I'm using Zeppelin v0.7.3
notebook to run Pyspark
scripts. In one paragraph, I am running script to write data from dataframe
to a parquet
file in a Blob folder. File is partitioned per country. Number of rows of dataframe is 99,452,829
. When the script reaches 1 hour
, an error is encountered -
Error with 400 StatusCode: "requirement failed: Session isn't active.
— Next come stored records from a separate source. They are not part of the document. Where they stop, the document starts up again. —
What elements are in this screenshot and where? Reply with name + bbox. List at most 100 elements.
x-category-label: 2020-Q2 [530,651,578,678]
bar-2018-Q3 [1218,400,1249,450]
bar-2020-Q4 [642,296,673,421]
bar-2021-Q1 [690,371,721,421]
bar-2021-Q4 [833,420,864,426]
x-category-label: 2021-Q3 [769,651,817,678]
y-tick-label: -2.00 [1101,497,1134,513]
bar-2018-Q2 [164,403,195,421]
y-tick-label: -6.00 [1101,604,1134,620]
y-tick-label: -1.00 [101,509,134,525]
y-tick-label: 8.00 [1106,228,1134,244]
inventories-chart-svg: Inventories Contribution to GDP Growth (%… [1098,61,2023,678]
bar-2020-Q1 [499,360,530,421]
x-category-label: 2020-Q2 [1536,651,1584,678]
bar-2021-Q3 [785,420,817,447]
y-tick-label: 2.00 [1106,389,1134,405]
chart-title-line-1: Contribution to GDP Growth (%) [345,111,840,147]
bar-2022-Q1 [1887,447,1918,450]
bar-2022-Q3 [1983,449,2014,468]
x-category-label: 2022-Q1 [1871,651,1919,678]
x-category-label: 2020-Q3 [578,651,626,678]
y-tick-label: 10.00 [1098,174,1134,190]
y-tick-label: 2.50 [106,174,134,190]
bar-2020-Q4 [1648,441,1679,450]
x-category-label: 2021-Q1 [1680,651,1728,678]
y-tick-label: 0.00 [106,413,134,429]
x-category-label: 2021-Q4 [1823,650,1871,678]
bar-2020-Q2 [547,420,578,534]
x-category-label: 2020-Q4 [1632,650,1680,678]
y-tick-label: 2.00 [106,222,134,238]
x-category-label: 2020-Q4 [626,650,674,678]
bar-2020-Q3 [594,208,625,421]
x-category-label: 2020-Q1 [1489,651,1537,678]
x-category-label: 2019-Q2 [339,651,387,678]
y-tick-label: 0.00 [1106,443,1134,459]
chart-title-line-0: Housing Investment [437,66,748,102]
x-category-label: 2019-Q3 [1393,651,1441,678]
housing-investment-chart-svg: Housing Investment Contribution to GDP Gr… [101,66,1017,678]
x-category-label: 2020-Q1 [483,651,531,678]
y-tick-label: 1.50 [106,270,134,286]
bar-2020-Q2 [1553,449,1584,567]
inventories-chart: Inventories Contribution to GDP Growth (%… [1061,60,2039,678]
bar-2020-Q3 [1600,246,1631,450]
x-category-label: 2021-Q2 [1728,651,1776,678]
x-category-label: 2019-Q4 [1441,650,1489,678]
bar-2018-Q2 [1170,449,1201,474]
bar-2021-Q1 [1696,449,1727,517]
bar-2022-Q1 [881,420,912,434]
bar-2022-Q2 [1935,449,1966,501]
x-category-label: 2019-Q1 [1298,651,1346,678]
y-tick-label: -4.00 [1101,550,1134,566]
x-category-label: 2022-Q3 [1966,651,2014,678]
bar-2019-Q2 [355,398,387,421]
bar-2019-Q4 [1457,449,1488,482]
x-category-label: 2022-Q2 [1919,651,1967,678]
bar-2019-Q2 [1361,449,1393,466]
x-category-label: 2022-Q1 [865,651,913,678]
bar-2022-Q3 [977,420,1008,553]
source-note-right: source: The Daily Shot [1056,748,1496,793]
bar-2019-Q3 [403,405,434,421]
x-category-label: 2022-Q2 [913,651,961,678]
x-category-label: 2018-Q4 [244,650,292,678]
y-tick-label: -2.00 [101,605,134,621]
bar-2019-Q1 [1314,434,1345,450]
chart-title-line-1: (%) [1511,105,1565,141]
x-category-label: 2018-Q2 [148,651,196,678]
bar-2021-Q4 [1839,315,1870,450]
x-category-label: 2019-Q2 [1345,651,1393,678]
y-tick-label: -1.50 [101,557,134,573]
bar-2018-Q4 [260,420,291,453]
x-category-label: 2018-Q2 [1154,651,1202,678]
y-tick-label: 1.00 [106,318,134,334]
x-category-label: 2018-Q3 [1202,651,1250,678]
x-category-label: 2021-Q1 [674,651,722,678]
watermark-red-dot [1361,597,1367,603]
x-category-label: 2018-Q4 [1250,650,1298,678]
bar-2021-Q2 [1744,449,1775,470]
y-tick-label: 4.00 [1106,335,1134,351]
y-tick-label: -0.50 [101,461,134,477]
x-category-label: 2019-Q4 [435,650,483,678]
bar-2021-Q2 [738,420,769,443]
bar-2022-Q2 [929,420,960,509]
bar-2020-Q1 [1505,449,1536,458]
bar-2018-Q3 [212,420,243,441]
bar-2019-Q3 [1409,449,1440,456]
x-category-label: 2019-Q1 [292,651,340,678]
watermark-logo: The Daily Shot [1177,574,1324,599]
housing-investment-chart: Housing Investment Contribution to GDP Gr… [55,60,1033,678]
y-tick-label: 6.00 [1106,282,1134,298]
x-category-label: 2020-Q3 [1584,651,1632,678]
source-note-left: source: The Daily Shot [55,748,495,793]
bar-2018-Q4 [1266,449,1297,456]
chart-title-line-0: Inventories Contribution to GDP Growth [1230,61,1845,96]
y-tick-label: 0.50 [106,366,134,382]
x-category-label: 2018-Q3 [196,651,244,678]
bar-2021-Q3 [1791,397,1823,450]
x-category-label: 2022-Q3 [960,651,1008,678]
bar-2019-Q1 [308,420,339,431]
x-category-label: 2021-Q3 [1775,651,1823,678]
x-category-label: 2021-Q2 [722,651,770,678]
My default interpreter for the notebook is jdbc
. I have read about timeoutlifecyclemanager
and added in the interpreter setting zeppelin.interpreter.lifecyclemanager.timeout.threshold
and set it to 7200000
but still encountered the error after it reaches 1 hour runtime at 33% processing completion.
I checked the Blob folder after the 1 hr timeout and parquet files were successfully written to Blob which are indeed partitioned per country.
The script I am running to write DF to parquet Blob is below:
trdpn_cntry_fct_denom_df.write.format("parquet").partitionBy("CNTRY_ID").mode("overwrite").save("wasbs://[email protected]/cbls/hdi/trdpn_cntry_fct_denom_df.parquet")
Is this Zeppelin timeout issue? How can it be extended for more than 1 hour runtime? Thanks for the help.